Abitlosttoday · 28/08/2024 20:49

hooplahoop · 27/08/2024 14:20

Honestly, I know it’s a cliche but there are so many levels of managers that aren’t needed in the NHS, and don’t get me started on how much is spent on large Comms team. I would put that money into more health care assistants/ activity Co-ordinators/ peer supporters with therapeutic value on mental health wards.

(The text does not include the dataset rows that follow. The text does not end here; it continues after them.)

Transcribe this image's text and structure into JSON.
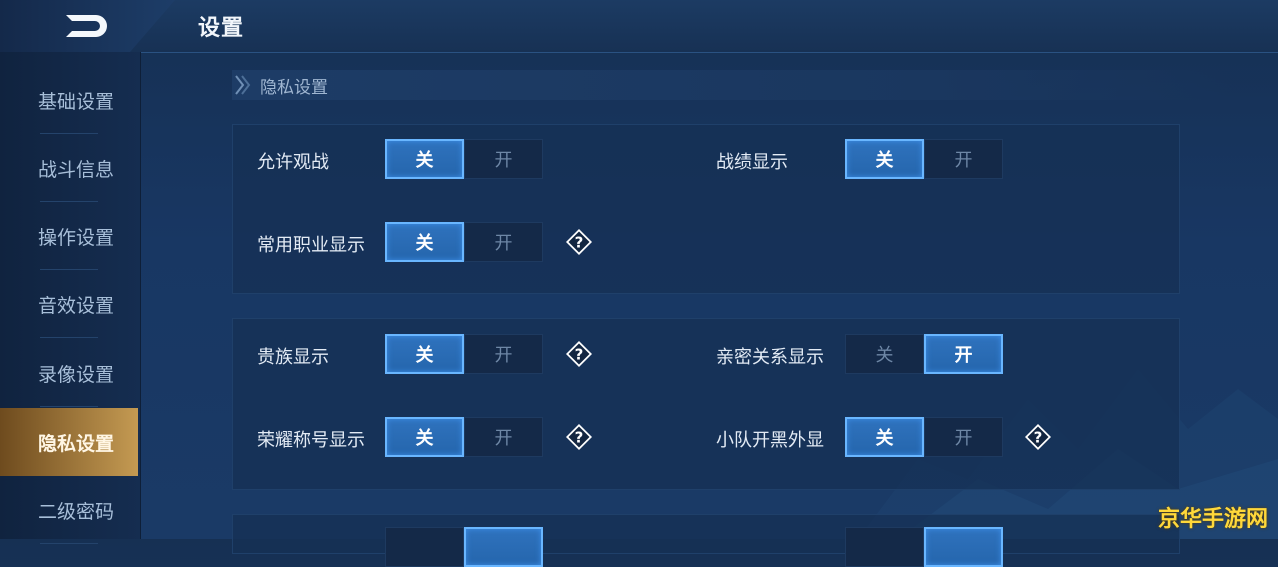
{
  "header": {
    "title": "设置"
  },
  "sidebar": {
    "items": [
      {
        "label": "基础设置"
      },
      {
        "label": "战斗信息"
      },
      {
        "label": "操作设置"
      },
      {
        "label": "音效设置"
      },
      {
        "label": "录像设置"
      },
      {
        "label": "隐私设置"
      },
      {
        "label": "二级密码"
      }
    ],
    "active_index": 5
  },
  "section": {
    "title": "隐私设置"
  },
  "toggle_labels": {
    "off": "关",
    "on": "开"
  },
  "settings": {
    "allow_spectate": {
      "label": "允许观战",
      "value": "关"
    },
    "record_display": {
      "label": "战绩显示",
      "value": "关"
    },
    "common_role_display": {
      "label": "常用职业显示",
      "value": "关"
    },
    "noble_display": {
      "label": "贵族显示",
      "value": "关"
    },
    "intimacy_display": {
      "label": "亲密关系显示",
      "value": "开"
    },
    "honor_title_display": {
      "label": "荣耀称号显示",
      "value": "关"
    },
    "team_open_display": {
      "label": "小队开黑外显",
      "value": "关"
    }
  },
  "help_icon": "question-diamond-icon",
  "watermark": {
    "text": "京华手游网"
  },
  "colors": {
    "accent": "#2a6fba",
    "active_tab": "#c49a52",
    "watermark": "#ffd83a"
  }
}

I work in NHS Comms and I agree. It's ludicrous. Lots of us do nothing for long periods. Or we do absolutely pointless campaigns that reach very few people. I am a bit demoralised!! But the levels of management are crazy, not just in Comms. Some of the Teams meetings are beyond parody with a giant elephant in the room - none of us could reasonably be said to be benefiting patients in any tangible way. I am very pt, which helps and I stay very healthy and fit, which I often joke is the best thing I do for the NHS.

Hello87abc · 28/08/2024 20:51

Work in local authority….everything is striped to the bone, I’m currently working 3 three peoples jobs. I can barely keep up with everything, spinning high level stuff wondering when the plates are going to drop.everyone is stressed. Childrens services are the ones always over budget because their are so many kids in care now. All councils are at breaking point

RamsayBoltonsConscience · 28/08/2024 20:53

BrightYellowStar · 27/08/2024 14:23

Ex teacher.

There needs to be a complete review of inclusion. Some childrens needs are not best served in mainstream education. There needs to be more SEN schools.

Early intervention and support is key. Parents waiting 5+ years for their child to be assessed for autism etc is not acceptable.

Complete review of behaviour required. I've seen pupils mess up others right to an education with little to no consequences - it is just not right and many parents are just not interested.

Now that I think on it - it all needs reviewing/re looked at. By professionals who have done the job - not some government ministers who figure themselves to be experts simply because they went to school themselves.

I left teaching 2 years ago with zero regrets. It's a shit show.

This.
Special needs in primary schools is at an absolute crisis point and, if my school is anything to go by, secondaries are not going to know what has hit them in two years time.
We are a very big primary (4 form entry) but we currently have 40 pupils whose SEN is so high, they are unable to access mainstream teaching. These are non-verbal, nappy wearing, high needs children. We are doing our best but we are not meeting their needs and there are no specialist placements available. From our Year 4s down, the numbers of these children are increasing on year on year. The staffing levels required to try and support them are the reason that our budget is in deficit.
Government needs to be looking at how these children can be supported and educated properly and why this is happening.

SundayBloodySunday · 28/08/2024 21:00

I'd have a less top heavy NHS. More junior doctors with greater autonomy, fewer but better trained admin staff with a more direct relationship with the day to day management, more clinical nurse specialists and fewer consultants. A consultant led service is a fallacy of poorly trained juniors cf previous generations. It's unnecessarily expensive.

Yes, I would have fewer non clinical managers and have more management training for the consultants. The service needs to be led by those who are delivering it. Otherwise the point of the service is lost. It isn't just to keep individuals happy, it's to prioritise excellent clinical care in an equitable fashion.